Juno mengalami masa kecil di tahun 1980-an, ketika itu kemampuannya menari dipuji dan 'mentas' bagi kelompok lengger artinya tampil menari secara terhormat di kota. Dua puluh tahun kemudian, saat era dinamai Reformasi, kelompok lengger diusir dari mana-mana karena dianggap penyakit masyarakat.

Tak ada lagi mentas di kota, tinggallah ngamen di pinggir desa dengan perlengkapan seadanya dan sudah butut. Syukurlah Garin mengangkat cerita tentang pejuang kesenian yang nyaris terlupakan ini. Kesenian melintas gender, atau non-gender, yang sekarang menghadapi tudingan keras sebagai pelaku LGBT.

Lengger lanang, tarian perempuan yang dibawakan penari laki-laki; gemblak, penari laki-laki yang feminin di kesenian reog; atau juga ludruk yang sepenuhnya dimainkan laki-laki, termasuk untuk peran perempuan.
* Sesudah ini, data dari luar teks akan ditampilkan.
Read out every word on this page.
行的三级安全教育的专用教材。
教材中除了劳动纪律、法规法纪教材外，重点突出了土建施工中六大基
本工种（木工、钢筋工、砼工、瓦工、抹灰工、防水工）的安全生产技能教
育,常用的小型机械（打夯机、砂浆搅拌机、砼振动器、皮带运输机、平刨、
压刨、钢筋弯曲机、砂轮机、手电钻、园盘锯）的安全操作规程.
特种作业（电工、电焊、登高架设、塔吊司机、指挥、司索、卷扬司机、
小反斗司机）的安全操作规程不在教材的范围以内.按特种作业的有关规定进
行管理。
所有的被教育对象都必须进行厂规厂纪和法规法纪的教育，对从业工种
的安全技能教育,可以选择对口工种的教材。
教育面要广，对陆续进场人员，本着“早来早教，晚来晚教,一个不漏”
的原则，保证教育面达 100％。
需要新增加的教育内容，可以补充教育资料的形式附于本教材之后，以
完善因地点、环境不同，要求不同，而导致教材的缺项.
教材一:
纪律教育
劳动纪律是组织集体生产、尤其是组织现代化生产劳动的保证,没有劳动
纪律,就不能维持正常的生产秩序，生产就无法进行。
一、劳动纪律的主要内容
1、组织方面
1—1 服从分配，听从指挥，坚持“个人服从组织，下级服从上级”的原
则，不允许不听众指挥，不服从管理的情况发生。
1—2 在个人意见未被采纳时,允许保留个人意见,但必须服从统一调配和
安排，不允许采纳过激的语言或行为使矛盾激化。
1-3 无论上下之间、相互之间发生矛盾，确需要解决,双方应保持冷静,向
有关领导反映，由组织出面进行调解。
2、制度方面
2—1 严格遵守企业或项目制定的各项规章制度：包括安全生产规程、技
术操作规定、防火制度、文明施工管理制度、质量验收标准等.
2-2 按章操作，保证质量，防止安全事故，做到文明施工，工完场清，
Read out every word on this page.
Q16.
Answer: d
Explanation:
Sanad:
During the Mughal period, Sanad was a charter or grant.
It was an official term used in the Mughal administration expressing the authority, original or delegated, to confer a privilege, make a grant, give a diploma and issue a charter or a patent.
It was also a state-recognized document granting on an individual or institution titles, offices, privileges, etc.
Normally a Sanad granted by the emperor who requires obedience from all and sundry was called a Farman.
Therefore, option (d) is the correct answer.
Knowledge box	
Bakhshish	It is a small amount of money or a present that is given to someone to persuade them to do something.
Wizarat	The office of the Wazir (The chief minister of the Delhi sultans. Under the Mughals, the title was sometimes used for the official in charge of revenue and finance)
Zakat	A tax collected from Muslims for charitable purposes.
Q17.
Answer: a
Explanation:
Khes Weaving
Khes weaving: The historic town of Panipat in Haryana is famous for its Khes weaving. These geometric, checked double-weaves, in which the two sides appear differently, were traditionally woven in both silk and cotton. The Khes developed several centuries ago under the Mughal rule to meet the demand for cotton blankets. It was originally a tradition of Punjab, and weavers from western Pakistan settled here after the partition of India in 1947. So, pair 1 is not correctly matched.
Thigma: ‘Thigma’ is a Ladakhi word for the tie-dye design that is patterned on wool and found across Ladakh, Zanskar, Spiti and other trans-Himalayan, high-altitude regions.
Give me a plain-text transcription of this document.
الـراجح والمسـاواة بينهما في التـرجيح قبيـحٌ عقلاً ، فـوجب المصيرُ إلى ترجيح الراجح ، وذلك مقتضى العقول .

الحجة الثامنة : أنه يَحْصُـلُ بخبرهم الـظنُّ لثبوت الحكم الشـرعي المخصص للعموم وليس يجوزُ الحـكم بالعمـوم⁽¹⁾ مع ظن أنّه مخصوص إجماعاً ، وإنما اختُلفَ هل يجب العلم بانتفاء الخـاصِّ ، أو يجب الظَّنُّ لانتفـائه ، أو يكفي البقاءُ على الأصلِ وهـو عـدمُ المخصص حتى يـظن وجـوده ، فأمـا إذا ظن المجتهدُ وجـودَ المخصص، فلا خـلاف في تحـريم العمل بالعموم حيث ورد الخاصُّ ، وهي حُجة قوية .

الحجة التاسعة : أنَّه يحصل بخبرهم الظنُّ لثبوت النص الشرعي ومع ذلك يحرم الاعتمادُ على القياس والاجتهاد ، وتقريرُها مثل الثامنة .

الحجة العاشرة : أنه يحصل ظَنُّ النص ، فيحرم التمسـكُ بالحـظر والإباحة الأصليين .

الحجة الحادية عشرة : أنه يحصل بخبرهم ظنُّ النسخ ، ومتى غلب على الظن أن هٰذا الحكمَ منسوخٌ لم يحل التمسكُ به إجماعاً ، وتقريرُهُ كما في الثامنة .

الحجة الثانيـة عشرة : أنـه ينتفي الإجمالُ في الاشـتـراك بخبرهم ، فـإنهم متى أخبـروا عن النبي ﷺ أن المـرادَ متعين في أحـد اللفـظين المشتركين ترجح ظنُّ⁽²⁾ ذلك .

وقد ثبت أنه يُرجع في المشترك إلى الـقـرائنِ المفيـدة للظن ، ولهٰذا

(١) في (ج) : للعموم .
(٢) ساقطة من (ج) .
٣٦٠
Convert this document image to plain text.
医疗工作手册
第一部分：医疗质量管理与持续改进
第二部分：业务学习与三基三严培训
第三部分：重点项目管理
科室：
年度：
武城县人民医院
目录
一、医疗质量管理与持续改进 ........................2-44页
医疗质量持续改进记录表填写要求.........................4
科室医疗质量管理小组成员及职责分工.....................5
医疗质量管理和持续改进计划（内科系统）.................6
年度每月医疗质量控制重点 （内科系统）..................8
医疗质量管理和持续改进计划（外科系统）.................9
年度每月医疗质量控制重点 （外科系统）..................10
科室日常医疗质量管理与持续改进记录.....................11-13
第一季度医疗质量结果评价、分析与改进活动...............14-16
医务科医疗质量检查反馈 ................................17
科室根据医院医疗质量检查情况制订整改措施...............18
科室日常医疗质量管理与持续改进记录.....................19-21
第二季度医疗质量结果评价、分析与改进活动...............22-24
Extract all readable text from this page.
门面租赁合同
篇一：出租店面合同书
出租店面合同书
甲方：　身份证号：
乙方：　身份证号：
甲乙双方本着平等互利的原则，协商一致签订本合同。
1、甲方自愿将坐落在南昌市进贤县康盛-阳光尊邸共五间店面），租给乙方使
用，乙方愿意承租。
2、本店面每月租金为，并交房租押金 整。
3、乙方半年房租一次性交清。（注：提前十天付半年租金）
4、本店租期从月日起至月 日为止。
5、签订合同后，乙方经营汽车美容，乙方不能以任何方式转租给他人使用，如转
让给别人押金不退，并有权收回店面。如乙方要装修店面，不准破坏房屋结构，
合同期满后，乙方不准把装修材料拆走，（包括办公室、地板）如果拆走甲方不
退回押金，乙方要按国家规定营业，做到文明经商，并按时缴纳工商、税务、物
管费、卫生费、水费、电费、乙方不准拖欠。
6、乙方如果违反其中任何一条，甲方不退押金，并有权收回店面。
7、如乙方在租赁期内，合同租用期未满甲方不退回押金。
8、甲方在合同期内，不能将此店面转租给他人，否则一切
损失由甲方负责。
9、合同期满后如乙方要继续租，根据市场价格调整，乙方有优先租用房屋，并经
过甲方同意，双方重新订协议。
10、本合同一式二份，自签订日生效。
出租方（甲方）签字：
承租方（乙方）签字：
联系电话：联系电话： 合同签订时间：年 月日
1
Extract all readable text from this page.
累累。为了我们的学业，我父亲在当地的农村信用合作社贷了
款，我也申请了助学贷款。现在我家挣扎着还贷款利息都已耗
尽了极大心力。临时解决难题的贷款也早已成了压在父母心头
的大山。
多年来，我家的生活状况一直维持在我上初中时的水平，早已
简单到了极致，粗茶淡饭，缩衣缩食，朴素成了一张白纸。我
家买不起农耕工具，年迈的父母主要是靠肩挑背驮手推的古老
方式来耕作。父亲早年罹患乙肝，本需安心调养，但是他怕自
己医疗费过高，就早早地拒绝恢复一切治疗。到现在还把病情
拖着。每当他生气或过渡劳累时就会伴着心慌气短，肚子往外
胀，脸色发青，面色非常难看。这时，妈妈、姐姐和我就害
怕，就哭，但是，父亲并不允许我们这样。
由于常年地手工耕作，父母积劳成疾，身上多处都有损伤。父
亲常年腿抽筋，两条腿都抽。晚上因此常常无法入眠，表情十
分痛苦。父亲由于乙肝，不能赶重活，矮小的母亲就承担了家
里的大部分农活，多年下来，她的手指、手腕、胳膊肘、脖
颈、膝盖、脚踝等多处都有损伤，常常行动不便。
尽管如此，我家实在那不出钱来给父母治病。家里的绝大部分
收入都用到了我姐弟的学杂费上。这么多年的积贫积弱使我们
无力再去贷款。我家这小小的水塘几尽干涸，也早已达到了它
Garin dan Ifa tidak sedang memberi jalan keluar atas mirisnya nasib kesenian kita yang tiba-tiba saja dihadapkan pada nilai-nilai dari negeri lain. Dua sineas itu hanya sedang memberi kacamata baru, kacamata jernih, agar kita dapat melihat dengan cerlang. Semoga ada yang tersadar sudah terlalu lama mengenakan kacamata buram.